Je mehr ich @NewtonProtocol (NEWT) erkunde, desto mehr kommt mir eine einzige einfache Frage in den Sinn:
Löst das ein Problem, das Menschen heute haben, oder eines, dem sie in der Zukunft begegnen?
Aus technischer Sicht ist das, was sie aufbauen, beeindruckend. Ein sicherer Roll-up für KI-Agenten, automatisierten Handel und überprüfbare Ausführung ergibt sehr viel Sinn – insbesondere in einer Zukunft, in der KI unsere Vermögenswerte für uns verwalten könnte. Statt KI blind zu vertrauen, will Newton, dass jede Aktion transparent und nachweisbar ist.

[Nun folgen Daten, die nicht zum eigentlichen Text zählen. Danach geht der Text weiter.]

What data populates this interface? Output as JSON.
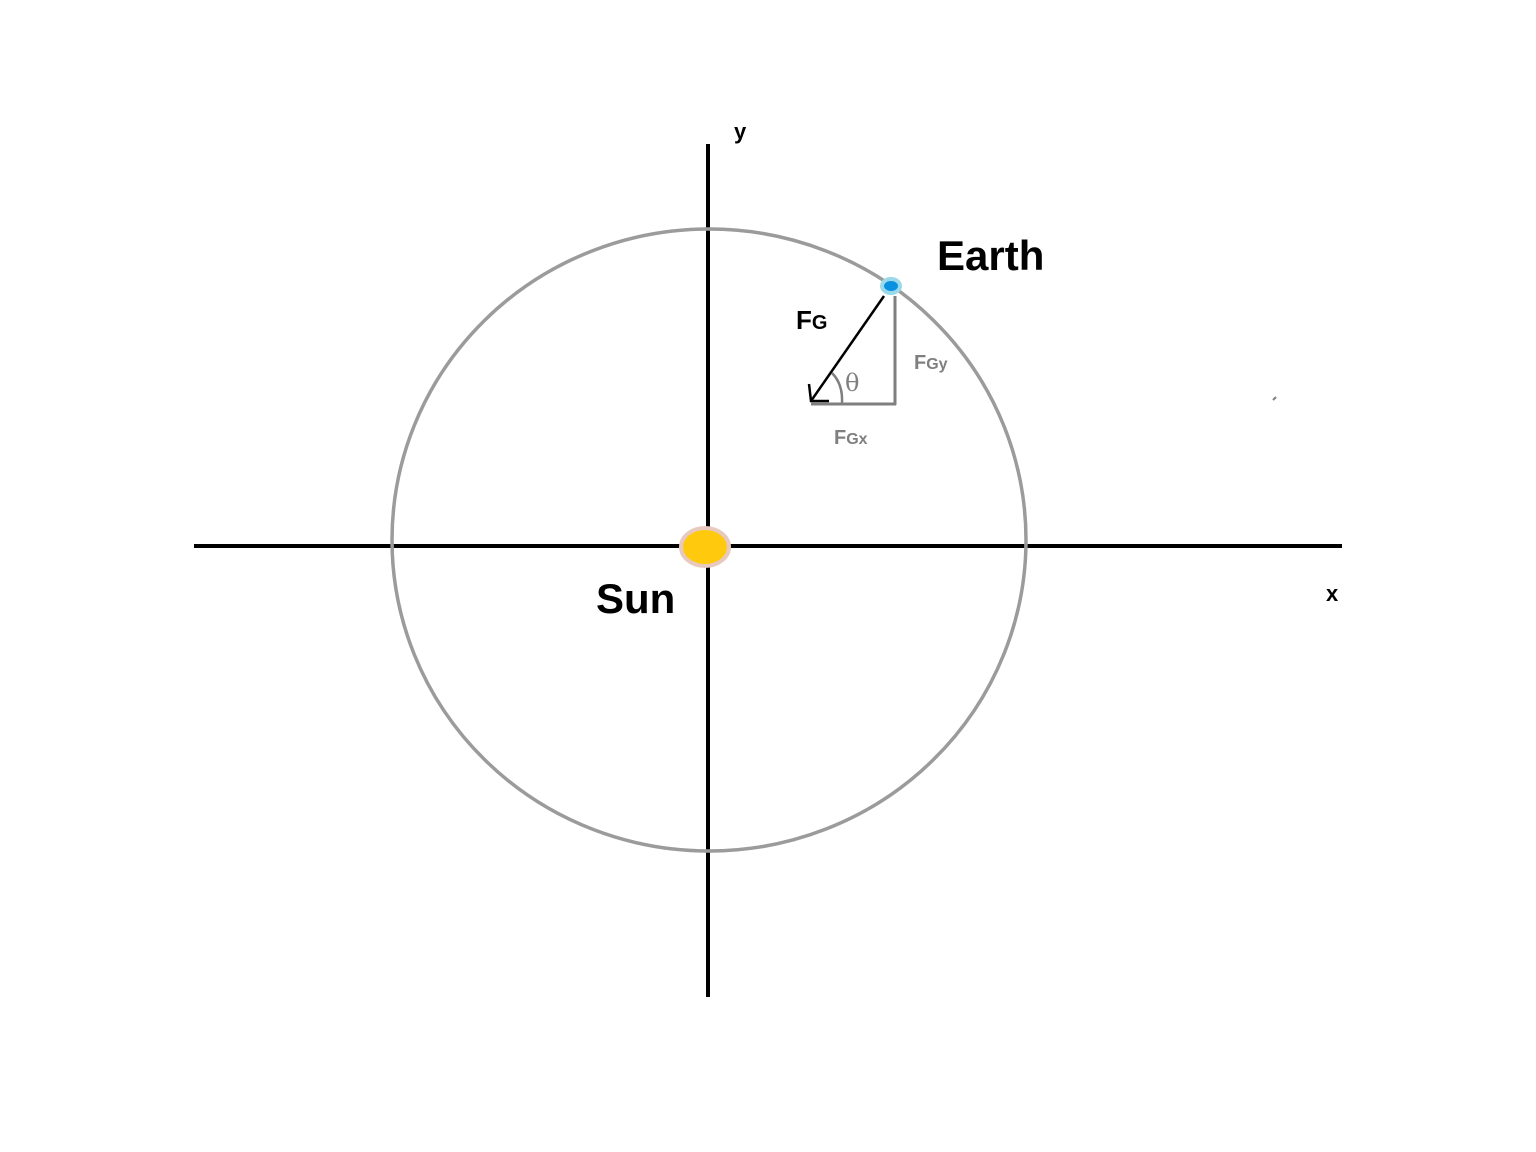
{
  "labels": {
    "y_axis": "y",
    "x_axis": "x",
    "earth": "Earth",
    "sun": "Sun",
    "force_main": "F",
    "force_main_sub": "G",
    "force_x_main": "F",
    "force_x_sub": "Gx",
    "force_y_main": "F",
    "force_y_sub": "Gy",
    "angle": "θ"
  },
  "colors": {
    "axis": "#000000",
    "orbit": "#9b9b9b",
    "sun_fill": "#ffc90e",
    "sun_halo": "#e8c9c0",
    "earth_fill": "#0a90e0",
    "earth_halo": "#99d9ea",
    "force_vector": "#000000",
    "component": "#7f7f7f"
  }
}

Das ist eine wirklich interessante Idee.
Doch die Wahrheit ist: Technologie und Marktnachfrage entwickeln sich nicht immer im gleichen Tempo.
Aktuell suchen die meisten Krypto-Nutzer nicht nach „verifizierbarer KI-Infrastruktur“. Sie kümmern sich um einfache Dinge: leichtes Investieren, niedrige Gebühren, bessere Sicherheit und gute Renditen. Wenn sich die aktuellen Tools bereits ausreichend anfühlen, ist es nicht leicht, das Nutzerverhalten zu ändern.

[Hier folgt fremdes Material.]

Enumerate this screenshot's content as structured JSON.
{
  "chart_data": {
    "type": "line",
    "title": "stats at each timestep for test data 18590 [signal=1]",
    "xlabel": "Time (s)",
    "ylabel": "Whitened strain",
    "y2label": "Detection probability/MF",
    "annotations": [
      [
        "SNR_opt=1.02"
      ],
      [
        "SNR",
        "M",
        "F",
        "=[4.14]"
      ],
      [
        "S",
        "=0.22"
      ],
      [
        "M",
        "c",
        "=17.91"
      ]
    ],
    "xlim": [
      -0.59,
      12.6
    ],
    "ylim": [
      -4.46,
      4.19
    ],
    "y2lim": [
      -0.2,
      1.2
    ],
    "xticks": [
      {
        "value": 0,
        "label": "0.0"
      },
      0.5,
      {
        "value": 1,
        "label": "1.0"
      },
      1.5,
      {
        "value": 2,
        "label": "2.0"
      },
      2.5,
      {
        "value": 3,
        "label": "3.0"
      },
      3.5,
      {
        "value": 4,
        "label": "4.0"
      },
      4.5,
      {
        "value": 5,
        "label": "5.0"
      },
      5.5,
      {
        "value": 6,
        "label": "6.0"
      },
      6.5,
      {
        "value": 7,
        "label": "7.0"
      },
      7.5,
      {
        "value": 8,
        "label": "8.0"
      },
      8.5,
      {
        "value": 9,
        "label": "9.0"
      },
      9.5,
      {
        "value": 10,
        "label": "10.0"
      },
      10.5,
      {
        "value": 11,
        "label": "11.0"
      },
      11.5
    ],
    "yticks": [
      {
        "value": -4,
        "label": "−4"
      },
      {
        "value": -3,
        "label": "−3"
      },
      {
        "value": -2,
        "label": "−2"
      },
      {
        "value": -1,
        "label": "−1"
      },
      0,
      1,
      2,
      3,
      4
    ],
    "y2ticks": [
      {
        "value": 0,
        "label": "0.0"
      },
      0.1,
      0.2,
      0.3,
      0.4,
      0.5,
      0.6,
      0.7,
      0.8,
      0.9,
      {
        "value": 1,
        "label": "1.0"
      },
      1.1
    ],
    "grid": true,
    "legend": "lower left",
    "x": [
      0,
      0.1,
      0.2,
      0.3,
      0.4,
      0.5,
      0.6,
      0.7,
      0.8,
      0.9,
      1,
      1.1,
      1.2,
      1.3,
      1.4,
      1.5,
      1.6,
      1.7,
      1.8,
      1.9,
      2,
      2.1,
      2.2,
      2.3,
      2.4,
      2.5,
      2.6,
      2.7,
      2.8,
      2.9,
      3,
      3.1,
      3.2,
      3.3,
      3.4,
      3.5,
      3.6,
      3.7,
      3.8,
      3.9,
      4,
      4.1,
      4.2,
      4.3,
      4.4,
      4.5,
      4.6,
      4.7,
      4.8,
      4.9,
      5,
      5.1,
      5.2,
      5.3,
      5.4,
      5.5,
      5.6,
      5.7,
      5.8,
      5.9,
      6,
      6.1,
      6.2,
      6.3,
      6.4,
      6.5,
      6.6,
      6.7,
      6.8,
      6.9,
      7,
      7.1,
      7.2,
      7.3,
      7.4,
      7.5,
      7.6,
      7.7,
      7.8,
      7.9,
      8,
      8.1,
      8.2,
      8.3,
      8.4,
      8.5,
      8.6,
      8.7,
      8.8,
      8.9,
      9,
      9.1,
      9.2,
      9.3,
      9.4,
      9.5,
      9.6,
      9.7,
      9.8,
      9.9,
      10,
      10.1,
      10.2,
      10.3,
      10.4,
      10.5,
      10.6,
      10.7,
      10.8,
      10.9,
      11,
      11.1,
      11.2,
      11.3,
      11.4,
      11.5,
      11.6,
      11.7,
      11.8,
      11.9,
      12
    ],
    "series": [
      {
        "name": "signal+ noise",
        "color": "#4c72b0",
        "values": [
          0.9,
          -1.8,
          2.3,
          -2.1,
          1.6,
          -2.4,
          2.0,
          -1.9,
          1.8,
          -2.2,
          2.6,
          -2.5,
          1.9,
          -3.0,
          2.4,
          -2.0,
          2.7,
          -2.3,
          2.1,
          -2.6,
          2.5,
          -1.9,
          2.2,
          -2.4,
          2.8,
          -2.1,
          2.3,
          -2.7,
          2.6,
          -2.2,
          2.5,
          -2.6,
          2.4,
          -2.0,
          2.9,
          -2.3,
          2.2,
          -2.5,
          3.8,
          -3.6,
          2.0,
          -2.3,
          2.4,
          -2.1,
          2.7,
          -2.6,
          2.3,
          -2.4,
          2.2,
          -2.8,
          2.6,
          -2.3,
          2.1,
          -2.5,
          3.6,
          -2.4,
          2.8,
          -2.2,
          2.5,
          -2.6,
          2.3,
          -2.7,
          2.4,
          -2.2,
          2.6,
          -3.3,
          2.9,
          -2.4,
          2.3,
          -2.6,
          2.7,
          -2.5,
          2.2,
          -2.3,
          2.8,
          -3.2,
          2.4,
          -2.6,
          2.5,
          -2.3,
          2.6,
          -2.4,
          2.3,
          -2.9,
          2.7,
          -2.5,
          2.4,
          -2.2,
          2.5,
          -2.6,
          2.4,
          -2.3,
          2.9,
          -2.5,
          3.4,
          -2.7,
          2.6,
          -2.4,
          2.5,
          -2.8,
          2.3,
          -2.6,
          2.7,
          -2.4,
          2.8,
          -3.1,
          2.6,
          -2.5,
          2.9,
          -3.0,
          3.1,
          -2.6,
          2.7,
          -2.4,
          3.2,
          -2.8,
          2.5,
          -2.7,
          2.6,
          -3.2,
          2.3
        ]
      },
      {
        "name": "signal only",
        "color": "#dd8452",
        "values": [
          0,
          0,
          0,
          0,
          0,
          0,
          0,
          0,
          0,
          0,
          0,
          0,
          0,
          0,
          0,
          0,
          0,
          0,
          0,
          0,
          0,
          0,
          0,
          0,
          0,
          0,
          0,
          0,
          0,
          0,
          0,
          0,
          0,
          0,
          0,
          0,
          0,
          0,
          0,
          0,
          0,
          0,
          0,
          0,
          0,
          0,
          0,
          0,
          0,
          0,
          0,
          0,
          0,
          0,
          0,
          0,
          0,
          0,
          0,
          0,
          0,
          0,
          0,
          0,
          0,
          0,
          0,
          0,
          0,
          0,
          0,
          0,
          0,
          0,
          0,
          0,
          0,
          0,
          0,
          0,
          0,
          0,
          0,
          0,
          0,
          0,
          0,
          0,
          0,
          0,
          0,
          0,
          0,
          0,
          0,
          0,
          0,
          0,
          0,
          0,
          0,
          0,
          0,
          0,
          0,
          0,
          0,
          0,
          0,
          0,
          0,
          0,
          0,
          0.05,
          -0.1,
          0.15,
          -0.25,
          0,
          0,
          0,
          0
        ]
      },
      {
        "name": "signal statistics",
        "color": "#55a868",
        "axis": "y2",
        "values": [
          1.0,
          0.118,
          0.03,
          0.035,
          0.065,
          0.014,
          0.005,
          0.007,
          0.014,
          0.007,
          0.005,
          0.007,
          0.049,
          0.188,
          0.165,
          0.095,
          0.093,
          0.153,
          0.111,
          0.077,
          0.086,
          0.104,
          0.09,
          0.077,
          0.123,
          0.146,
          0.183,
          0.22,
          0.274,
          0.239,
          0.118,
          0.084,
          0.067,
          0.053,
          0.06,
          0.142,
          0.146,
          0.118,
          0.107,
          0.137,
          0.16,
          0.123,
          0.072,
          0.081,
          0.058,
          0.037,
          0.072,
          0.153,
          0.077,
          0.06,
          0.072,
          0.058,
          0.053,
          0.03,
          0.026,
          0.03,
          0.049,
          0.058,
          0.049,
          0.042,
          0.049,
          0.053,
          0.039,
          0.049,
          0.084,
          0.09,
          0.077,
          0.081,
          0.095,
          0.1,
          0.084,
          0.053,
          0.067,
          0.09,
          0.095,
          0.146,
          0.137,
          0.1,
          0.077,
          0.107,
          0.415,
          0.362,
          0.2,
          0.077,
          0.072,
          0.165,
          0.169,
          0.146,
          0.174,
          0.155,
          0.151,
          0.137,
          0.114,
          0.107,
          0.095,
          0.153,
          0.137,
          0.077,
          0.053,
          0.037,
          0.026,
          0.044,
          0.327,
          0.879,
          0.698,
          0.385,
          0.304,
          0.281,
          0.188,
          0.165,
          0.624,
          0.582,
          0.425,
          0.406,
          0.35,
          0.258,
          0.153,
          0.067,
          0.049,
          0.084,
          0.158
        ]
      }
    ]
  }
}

Dann ist da noch das Vertrauen. Newton entfernt es nicht vollständig – es verschiebt es von zentralisierten Plattformen hin zu Protokollregeln, Validatoren und Governance. Ob das besser ist, hängt davon ab, wie stark und zuverlässig das System sich mit der Zeit entwickelt.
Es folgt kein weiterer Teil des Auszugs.